I remember as a little tyke the day that Bowie died in 2016 - mere days after Blackstar's release - and the tightly-kept secret of his cancer spilled out into the world. People on the radio, on the TV, were all stunned and teary about this man who I'd hardly known the music of while he was alive. And this album is his swan song. A final message. In his last days he talked with friends about recording another album after it - he thought, like we all did, that he had more time.
But he didn't. Blackstar is the sum total of his career.

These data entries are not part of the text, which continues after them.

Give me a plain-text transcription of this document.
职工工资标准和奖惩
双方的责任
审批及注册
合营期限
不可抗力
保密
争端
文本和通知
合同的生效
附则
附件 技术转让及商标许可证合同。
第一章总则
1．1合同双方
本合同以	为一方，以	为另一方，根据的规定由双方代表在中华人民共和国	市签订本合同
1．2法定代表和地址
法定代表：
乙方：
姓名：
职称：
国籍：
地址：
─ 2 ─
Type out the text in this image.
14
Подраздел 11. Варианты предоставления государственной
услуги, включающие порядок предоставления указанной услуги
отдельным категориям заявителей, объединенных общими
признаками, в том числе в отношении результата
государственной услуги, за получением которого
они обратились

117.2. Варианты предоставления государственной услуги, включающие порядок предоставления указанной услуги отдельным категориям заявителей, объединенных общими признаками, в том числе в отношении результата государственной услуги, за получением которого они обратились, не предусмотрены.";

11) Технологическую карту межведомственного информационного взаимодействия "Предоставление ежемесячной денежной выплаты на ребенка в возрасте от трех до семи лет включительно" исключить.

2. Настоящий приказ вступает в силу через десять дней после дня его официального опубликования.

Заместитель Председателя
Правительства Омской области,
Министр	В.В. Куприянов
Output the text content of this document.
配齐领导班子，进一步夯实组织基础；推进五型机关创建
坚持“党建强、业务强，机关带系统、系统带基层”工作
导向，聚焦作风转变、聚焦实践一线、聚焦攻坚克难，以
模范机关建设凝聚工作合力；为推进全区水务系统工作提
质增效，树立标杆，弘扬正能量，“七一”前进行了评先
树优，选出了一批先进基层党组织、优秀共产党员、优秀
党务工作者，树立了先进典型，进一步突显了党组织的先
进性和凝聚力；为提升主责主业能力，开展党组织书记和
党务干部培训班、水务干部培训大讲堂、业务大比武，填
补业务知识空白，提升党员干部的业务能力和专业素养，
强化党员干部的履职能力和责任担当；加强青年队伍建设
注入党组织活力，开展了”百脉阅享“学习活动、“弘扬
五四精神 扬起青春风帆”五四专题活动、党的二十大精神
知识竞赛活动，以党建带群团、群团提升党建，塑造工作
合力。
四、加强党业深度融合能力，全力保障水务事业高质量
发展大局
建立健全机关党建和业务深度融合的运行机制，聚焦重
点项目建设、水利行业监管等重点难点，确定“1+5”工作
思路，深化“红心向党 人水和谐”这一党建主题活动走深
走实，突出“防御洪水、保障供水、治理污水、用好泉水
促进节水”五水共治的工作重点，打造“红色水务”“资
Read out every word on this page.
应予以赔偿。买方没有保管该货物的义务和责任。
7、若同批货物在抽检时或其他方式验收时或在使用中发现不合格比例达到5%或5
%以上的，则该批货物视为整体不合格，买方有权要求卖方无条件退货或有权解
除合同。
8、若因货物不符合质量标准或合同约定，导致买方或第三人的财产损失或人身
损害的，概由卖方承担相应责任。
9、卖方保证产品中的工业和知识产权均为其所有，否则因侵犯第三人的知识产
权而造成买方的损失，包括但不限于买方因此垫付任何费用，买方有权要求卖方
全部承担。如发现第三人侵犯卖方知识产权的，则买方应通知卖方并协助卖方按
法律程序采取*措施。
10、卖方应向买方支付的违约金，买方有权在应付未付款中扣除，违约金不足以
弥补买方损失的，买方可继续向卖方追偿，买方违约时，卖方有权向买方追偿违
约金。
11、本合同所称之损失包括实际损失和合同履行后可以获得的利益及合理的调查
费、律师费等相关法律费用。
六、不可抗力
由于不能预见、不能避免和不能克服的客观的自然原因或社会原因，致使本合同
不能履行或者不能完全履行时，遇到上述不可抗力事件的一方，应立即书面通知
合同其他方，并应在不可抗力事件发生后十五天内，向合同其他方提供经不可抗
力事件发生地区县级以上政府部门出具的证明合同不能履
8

...and what a sum total it was...!
The first song is a ten-minute jazz-rock-avant-pop dark epic. Maybe jazz isn't your thing. That's okay. Because the very next song is a slammy explosive rock number. Then the very next song is a measured, contemplative, swelling ballad that crescendoes with yearning energy. Then the very next song is ... ultrapropulsive frantic drum 'n' bass that sounds like it was made for a high-octane getaway scene?! Then... Kendrick Lamar-inspired hip hop written in... antiquated British gay slang?? What in the world??
Bowie's final work is a show of force. It's him demonstrating that he can do it all, and do it well, and do it while still being David Bowie throughout - and have it all work together as a cohesive whole. And it's amazing, all the way through. Written with his own imminent death in mind, it's a genuine testament to him, his career, his life, his death, and his subsequent afterlife in that great gig in the sky.
Highlights:
"Lazarus"
a really heartbreaking ballad... pondering death, and what's coming for him. it soars, and builds, and swells into an energy-charged crescendo! named after a biblical character who was a close friend of jesus. lazarus dies while jesus is away, and when jesus comes back his mother greets him, crying. jesus is trying to hold in his grief, when lazarus' sister enters, and sees jesus, she starts crying, whispering "oh, lord, if only you had been here, i know my brother would not have died!" jesus starts to break down, overcome by sheer human emotion, and begins to cry badly. he resurrects lazarus, overcome by the grief of his loss and his mourning friends and family...
lol, my little brother asked me what i was doing listening to "soft-rock smooth jazz..." he said the song was "music id skip if i heard it on the radio..." then my mum came in, dancing, cup of tea in hand. mum test!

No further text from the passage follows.